Overall, the hurricanes appear to have bumped up the occupancy in Dallas and Houston, creating stable markets, according to Posey. “Houston certainly looks strong at this point in time,” Mosley says. “Dallas is getting better.”
In Austin, however, Greystone is seeing a little too much vacancy. “Most of the deals I’ve seen in Austin are still underperforming,” Mosley says. “I don’t know what the genesis of that is, but just about every property you look at that comes out of Austin has an economic vacancy of 15 percent. It just seems very difficult for them to reach what we view as stabilization, which is between 85 percent and 90 percent economic occupancy.”
Germano cites the market’s abundance of product as a possible reason for the high vacancies. “I think Austin, from the construction standpoint, has had so much product come on, especially as a percentage of its inventory,” Germano says. “It’s a relatively small market.”
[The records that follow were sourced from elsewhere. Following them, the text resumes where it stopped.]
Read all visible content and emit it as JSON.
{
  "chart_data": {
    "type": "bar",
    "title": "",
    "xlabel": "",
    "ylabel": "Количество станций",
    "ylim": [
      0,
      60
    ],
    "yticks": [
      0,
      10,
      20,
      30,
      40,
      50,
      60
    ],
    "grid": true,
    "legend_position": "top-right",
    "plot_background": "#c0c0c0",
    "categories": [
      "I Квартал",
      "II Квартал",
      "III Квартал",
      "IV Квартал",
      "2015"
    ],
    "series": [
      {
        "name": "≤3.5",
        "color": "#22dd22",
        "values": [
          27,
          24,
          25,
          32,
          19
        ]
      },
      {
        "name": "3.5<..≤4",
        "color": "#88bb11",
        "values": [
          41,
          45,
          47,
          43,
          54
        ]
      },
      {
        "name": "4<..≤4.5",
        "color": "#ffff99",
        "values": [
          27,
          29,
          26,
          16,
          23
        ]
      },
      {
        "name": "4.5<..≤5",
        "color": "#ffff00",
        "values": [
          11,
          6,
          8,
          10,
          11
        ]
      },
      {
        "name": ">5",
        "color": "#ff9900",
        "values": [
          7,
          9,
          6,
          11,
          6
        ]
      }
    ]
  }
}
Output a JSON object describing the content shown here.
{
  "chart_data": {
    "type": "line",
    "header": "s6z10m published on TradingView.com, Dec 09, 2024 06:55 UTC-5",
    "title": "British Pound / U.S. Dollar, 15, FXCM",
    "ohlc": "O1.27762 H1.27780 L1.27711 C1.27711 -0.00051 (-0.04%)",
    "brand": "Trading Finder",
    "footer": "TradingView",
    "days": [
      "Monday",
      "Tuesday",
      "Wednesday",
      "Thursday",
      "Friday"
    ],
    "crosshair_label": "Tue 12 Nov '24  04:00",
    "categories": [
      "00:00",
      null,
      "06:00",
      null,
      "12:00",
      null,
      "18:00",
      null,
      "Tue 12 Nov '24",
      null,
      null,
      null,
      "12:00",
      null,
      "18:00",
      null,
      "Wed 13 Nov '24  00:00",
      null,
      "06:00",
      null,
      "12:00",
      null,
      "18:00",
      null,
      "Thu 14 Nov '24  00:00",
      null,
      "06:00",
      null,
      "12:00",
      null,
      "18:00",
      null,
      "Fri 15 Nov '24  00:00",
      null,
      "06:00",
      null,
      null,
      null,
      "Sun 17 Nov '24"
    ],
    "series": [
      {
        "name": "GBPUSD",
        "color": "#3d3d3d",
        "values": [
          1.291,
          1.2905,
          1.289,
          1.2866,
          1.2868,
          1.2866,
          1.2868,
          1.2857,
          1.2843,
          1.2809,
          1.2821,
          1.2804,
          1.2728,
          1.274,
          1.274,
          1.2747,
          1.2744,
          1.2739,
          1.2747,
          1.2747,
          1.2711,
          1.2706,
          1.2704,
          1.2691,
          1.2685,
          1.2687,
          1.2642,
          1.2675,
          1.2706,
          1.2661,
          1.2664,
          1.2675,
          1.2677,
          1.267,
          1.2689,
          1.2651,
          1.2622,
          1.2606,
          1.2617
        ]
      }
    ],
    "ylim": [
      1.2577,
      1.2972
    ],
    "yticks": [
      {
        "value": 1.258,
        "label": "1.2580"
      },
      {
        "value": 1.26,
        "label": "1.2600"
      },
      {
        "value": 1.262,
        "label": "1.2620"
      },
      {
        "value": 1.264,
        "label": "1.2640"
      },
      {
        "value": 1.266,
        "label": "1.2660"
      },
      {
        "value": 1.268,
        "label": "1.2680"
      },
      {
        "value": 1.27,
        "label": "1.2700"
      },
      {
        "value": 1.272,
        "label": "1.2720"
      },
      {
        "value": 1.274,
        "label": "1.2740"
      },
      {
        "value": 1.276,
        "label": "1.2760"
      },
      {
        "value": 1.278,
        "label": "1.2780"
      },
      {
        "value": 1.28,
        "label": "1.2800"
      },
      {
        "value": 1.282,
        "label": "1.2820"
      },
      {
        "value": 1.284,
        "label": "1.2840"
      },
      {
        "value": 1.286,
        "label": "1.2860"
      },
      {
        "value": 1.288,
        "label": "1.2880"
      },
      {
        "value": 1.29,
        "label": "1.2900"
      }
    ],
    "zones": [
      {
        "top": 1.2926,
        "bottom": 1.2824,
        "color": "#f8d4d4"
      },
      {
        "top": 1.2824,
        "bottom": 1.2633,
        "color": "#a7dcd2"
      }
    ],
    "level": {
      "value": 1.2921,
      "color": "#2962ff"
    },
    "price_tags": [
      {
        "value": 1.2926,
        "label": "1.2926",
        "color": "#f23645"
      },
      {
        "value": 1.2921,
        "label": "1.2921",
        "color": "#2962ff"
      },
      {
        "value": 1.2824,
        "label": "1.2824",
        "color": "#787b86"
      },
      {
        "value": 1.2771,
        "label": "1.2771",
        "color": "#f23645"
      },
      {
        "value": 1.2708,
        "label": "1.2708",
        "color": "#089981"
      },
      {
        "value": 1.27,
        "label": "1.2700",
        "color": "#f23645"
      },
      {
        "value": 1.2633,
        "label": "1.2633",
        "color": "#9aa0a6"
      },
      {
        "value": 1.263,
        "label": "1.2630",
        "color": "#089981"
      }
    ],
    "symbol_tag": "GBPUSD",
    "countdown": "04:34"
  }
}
In general, Texas is a very active market, and national lenders such as Greystone are giving it a second look. “I’m starting to see good job growth again there, and I’m starting to see pockets of deals that are 20 to 30 years old and have come back through,” Germano says. “We’re a little more bullish even in San Antonio, looking at that as a little bit more off the radar screen. We’ve been able to do a couple smaller deals there, up in the Medical Center area where there seems to be a lot of job growth and where it seems to be very stable.”
With plans to launch a conduit lending program during the next year, and the establishment and expansion of its new and existing service lines, Greystone has carved out a niche of its own in the lending industry, that of a creative company doing big business.